An artist of reclusive brilliance

BIG FOLLOWING: James Blackie hangs works by late Wellington artist Gordon Crook at Page Blackie Gallery. "People who are fans are huge fans," he says.
BIG FOLLOWING: James Blackie hangs works by late Wellington artist Gordon Crook at Page Blackie Gallery. "People who are fans are huge fans," he says.

A Wellington gallery believes in the brilliance of late, local artist Gordon Crook and wants to spread the word wide, writes Diana Dekker. 

An exhibition intended to elevate Wellington artist Gordon Crook's national reputation is to be held, ironically, in Wellington, the place Crook barely budged from.

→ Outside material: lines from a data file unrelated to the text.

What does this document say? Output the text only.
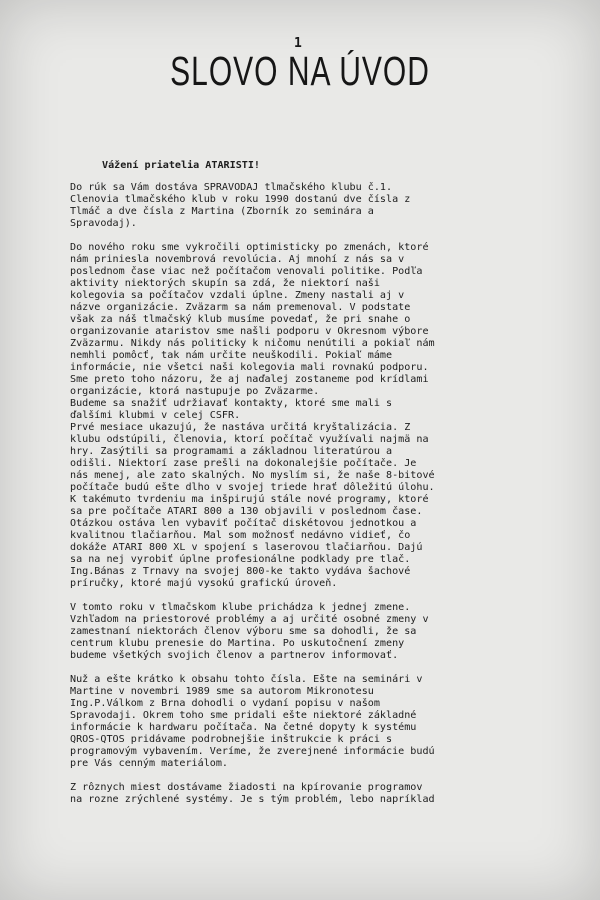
1
SLOVO NA ÚVOD
Vážení priatelia ATARISTI!
Do rúk sa Vám dostáva SPRAVODAJ tlmačského klubu č.1.
Členovia tlmačského klub v roku 1990 dostanú dve čísla z
Tlmáč a dve čísla z Martina (Zborník zo seminára a
Spravodaj).
Do nového roku sme vykročili optimisticky po zmenách, ktoré
nám priniesla novembrová revolúcia. Aj mnohí z nás sa v
poslednom čase viac než počítačom venovali politike. Podľa
aktivity niektorých skupín sa zdá, že niektorí naši
kolegovia sa počítačov vzdali úplne. Zmeny nastali aj v
názve organizácie. Zväzarm sa nám premenoval. V podstate
však za náš tlmačský klub musíme povedať, že pri snahe o
organizovanie ataristov sme našli podporu v Okresnom výbore
Zväzarmu. Nikdy nás politicky k ničomu nenútili a pokiaľ nám
nemhli pomôcť, tak nám určite neuškodili. Pokiaľ máme
informácie, nie všetci naši kolegovia mali rovnakú podporu.
Sme preto toho názoru, že aj naďalej zostaneme pod krídlami
organizácie, ktorá nastupuje po Zväzarme.
Budeme sa snažiť udržiavať kontakty, ktoré sme mali s
ďalšími klubmi v celej ČSFR.
Prvé mesiace ukazujú, že nastáva určitá kryštalizácia. Z
klubu odstúpili, členovia, ktorí počítač využívali najmä na
hry. Zasýtili sa programami a základnou literatúrou a
odišli. Niektorí zase prešli na dokonalejšie počítače. Je
nás menej, ale zato skalných. No myslím si, že naše 8-bitové
počítače budú ešte dlho v svojej triede hrať dôležitú úlohu.
K takémuto tvrdeniu ma inšpirujú stále nové programy, ktoré
sa pre počítače ATARI 800 a 130 objavili v poslednom čase.
Otázkou ostáva len vybaviť počítač diskétovou jednotkou a
kvalitnou tlačiarňou. Mal som možnosť nedávno vidieť, čo
dokáže ATARI 800 XL v spojení s laserovou tlačiarňou. Dajú
sa na nej vyrobiť úplne profesionálne podklady pre tlač.
Ing.Bánas z Trnavy na svojej 800-ke takto vydáva šachové
príručky, ktoré majú vysokú grafickú úroveň.
V tomto roku v tlmačskom klube prichádza k jednej zmene.
Vzhľadom na priestorové problémy a aj určité osobné zmeny v
zamestnaní niektorách členov výboru sme sa dohodli, že sa
centrum klubu prenesie do Martina. Po uskutočnení zmeny
budeme všetkých svojich členov a partnerov informovať.
Nuž a ešte krátko k obsahu tohto čísla. Ešte na seminári v
Martine v novembri 1989 sme sa autorom Mikronotesu
Ing.P.Válkom z Brna dohodli o vydaní popisu v našom
Spravodaji. Okrem toho sme pridali ešte niektoré základné
informácie k hardwaru počítača. Na četné dopyty k systému
QROS-QTOS pridávame podrobnejšie inštrukcie k práci s
programovým vybavením. Veríme, že zverejnené informácie budú
pre Vás cenným materiálom.
Z rôznych miest dostávame žiadosti na kpírovanie programov
na rozne zrýchlené systémy. Je s tým problém, lebo napríklad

Wellington is where Crook lived and worked for four decades, keeping himself to himself apart from chosen, often long-suffering friends, and chopping and changing from gallery to gallery and their - sometimes long-suffering - owners.

THE COLOURIST: Gordon Crook in 2002 in his Aro Valley cottage. He died in 2011.
THE COLOURIST: Gordon Crook in 2002 in his Aro Valley cottage. He died in 2011.

He didn't travel to speak of, he exhibited almost entirely in Wellington and he made a life in art strictly in Wellington; where his most notable works are the huge, bright tapestries in the Michael Fowler Centre.

Marcia Page and James Blackie, of Page Blackie Gallery, consider Crook an artist of reclusive brilliance, who has never had his due in the art world.

They hope his brilliance will ripple out, posthumously, with their survey exhibition: Biography of the Mind.

They are to show a selection of the prodigious and varied work he created right up until he died in 2011, aged 89.

They possibly have more chance of establishing a reputation for the mercurial artist now, than they might have had if they had tried to represent him in his lifetime. He wasn't, by reputation, an easy man, Page and Blackie agree.

Crook pursued, with equal dedication, painting, screenprints, tapestry, collage and photo montage. Although he held regular exhibitions here and there, much of it was never shown and forms part of his estate.

Crook considered himself a colourist - and a Wellingtonian. He got tired of people recalling he was born in England.

He arrived in New Zealand at 51, an artist and art teacher, and thought of himself as a New Zealander, and, in his garden-fringed Aro Valley cottage, part of an even more limited community.

He was creatively driven but Blackie says, for several reasons, he was never to achieve the reputation he deserved.

"The intention of the exhibition is to raise his profile. We felt it was time."

Blackie says one of the reasons Crook , "or others", don't forge a strong reputation in the art world, is that they don't show with a regular dealer.

Crook showed in different Wellington galleries and, because he was working in a plethora of media, "decided when he had made it where to show it.

A lot of artists are painters or sculptors. He would see what worked best for an idea. He was incredible. He was so focused on practising, he wasn't fond of the exhibiting side of things."

This will be the artist's most comprehensive show since a City Gallery retrospective exhibition in 1993, which toured nationally.

Neither Page nor Blackie met the artist, but Blackie says the show "is like looking through his life".
Crook's work, he observes, has not dated.

"A lot of stuff done in the 1980s looked 1980s. His work from the 1980s looks incredibly sharp today." Yet, his signature was always clear.

"You go to Michael Fowler and look up and see those enormous tapestries and though they're completely different, [to the work in the show] the feel is from the same artist."

Wellington art commentators praised Crook's work. The late James Mack, a notable director of The Dowse, considered him a genius and The Dominion Post art critic Mark Amery called him a visionary.

"People who are fans are huge fans," says Blackie. When you see the work and see the skill and beauty and the way of taking an idea and rendering it, only artistic genius can present it in such a beautiful way."

Crook was one of those artists "whose ideas go on and on, like most of the artists we show. They talk with excitement about the next project, and the next, and you start wondering if there are enough years to get the ideas out. He died still working.

"Some of his work was incredibly heavy. He worked with Ron Barber in Aro Valley and some of the frames he made were very heavy timber.

"He lived to create. Every single element of his life was about beauty and creativity. He was obviously a tricky person to deal with. He wanted everything to be done perfectly. The reality is the biggest names in the art world weren't particularly easy to deal with, but they need an easy avenue to get their work shown for people to fall in love with it."

Blackie says he and Page "feel very confident having this show. We feel strongly his profile deserves to be much higher than it is and that his significance will elevate in years to come. We both think he will feature in the story of New Zealand art history."

Pragmatically, says Blackie, there's "something for everyone" in the work selected.


Biography of the Mind is at Page Blackie Gallery, Wellington. It opens tonight at 5.30pm and runs until June 1.